Alguns Contos Populares Portugueses


O Caldo de Pedra


Um frade andava no peditório. Chegou à porta de um lavrador, mas não lhe quiseram aí dar nada.
    O frade estava a cair de fome e disse:
    -Vou ver se faço um caldinho de pedra.
    E pegou numa pedra do chão, sacudiu-lhe a terra e pôs-se a olhar para ela, como para ver se era boa para um caldo.
    A gente da casa pôs-se a rir do frade e daquela lembrança. Diz o frade:
    -Então nunca comeram caldo de pedra? Só lhes digo que é uma coisa muito boa.
    Responderam-lhe:
    -Sempre queremos ver isso.
    Foi o que o frade quis ouvir. Depois de ter lavado a pedra, pediu:
    -Se me emprestassem aí um pucarinho...
    Deram-lhe uma panela de barro. Ele encheu-a de água e deitou-lhe a pedra dentro.
    -Agora, se me deixassem estar a panelinha aí, ao pé das brasas...
    Deixaram. Assim que a panela começou a chiar, disse ele:
    -Com um bocadinho de unto é que o caldo ficava a primor!
    Foram-lhe buscar um pedaço de unto. Ferveu, ferveu, e a gente da casa pasmada com o que via.

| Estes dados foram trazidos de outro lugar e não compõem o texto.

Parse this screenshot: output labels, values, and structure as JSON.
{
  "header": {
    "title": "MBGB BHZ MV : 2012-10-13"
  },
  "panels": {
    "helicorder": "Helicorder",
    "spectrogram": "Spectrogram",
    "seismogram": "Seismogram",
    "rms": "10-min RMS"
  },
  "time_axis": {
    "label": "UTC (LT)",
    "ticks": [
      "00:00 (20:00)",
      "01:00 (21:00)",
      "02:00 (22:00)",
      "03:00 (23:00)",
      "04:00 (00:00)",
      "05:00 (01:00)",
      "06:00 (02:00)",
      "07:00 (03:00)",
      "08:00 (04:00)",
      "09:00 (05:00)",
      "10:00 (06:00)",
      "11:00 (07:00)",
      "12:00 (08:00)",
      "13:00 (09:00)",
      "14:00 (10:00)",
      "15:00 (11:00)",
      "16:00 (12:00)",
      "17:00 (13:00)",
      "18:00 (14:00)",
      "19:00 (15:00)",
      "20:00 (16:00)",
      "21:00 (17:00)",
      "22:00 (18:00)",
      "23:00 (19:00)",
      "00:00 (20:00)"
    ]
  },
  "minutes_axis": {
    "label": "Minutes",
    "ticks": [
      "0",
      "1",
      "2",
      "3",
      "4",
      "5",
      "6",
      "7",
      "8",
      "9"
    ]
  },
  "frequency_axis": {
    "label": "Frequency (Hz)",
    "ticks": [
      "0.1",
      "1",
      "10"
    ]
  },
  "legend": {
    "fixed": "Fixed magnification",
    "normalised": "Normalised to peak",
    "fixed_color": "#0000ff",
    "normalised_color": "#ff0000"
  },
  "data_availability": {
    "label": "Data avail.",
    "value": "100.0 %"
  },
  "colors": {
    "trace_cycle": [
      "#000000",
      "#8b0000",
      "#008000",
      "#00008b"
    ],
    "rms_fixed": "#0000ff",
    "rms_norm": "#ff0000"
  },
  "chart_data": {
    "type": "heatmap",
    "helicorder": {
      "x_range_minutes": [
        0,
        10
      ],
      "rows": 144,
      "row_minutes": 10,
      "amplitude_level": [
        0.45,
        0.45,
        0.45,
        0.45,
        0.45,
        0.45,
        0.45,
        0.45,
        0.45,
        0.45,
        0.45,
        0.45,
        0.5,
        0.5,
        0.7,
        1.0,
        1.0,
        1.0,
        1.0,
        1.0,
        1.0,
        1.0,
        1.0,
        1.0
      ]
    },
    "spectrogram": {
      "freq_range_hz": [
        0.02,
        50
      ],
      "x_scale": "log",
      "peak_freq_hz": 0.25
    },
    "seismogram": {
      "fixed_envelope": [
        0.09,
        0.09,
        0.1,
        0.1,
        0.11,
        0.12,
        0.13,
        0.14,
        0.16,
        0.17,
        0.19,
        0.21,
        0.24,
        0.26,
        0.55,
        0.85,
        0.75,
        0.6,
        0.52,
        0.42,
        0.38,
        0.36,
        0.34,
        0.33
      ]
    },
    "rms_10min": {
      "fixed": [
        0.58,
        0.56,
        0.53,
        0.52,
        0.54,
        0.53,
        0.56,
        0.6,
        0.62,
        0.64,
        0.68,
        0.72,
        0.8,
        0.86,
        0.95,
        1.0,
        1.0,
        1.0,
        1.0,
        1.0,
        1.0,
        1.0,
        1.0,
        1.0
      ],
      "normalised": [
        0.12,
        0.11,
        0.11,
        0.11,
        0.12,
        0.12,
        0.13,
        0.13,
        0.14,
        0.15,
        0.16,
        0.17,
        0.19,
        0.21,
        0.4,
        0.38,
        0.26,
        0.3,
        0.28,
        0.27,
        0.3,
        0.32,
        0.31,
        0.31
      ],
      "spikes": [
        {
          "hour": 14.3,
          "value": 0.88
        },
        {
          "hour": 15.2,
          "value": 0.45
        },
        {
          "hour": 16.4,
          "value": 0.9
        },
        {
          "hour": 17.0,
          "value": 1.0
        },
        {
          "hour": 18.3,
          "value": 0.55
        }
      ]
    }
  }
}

    O frade, provando o caldo:
    -Está um nadinha insosso. Bem precisa duma pedrinha de sal.
    Também lhe deram o sal. Temperou, provou e disse:
    -Agora é que, com uns olhinhos de couve, ficava que até os anjos o comeriam.
    A dona da casa foi à horta e trouxe-lhe duas couves. O frade limpou-as e ripou-as com os dedos e deitou as folhas na panela. Quando os olhos já estavam aferventados, arriscou:
    -Ai! Um naquinho de chouriça é que lhe dava uma graça!...
    Trouxeram-lhe um pedaço de chouriço. Ele pô-lo na panela e, enquanto se cozia, tirou do alforge pão e arranjou-se para comer com vagar. O caldo cheirava que era um regalo.
    Comeu e lambeu o beiço.
    Depois de despejada a panela, ficou a pedra no fundo.
    A gente da casa, que estava com os olhos nele, perguntou-lhe:
    -Ó senhor frade, então a pedra?
    -A pedra... Lavo-a e levo-a comigo para outra vez.
E assim comeu onde não lhe queriam dar nada.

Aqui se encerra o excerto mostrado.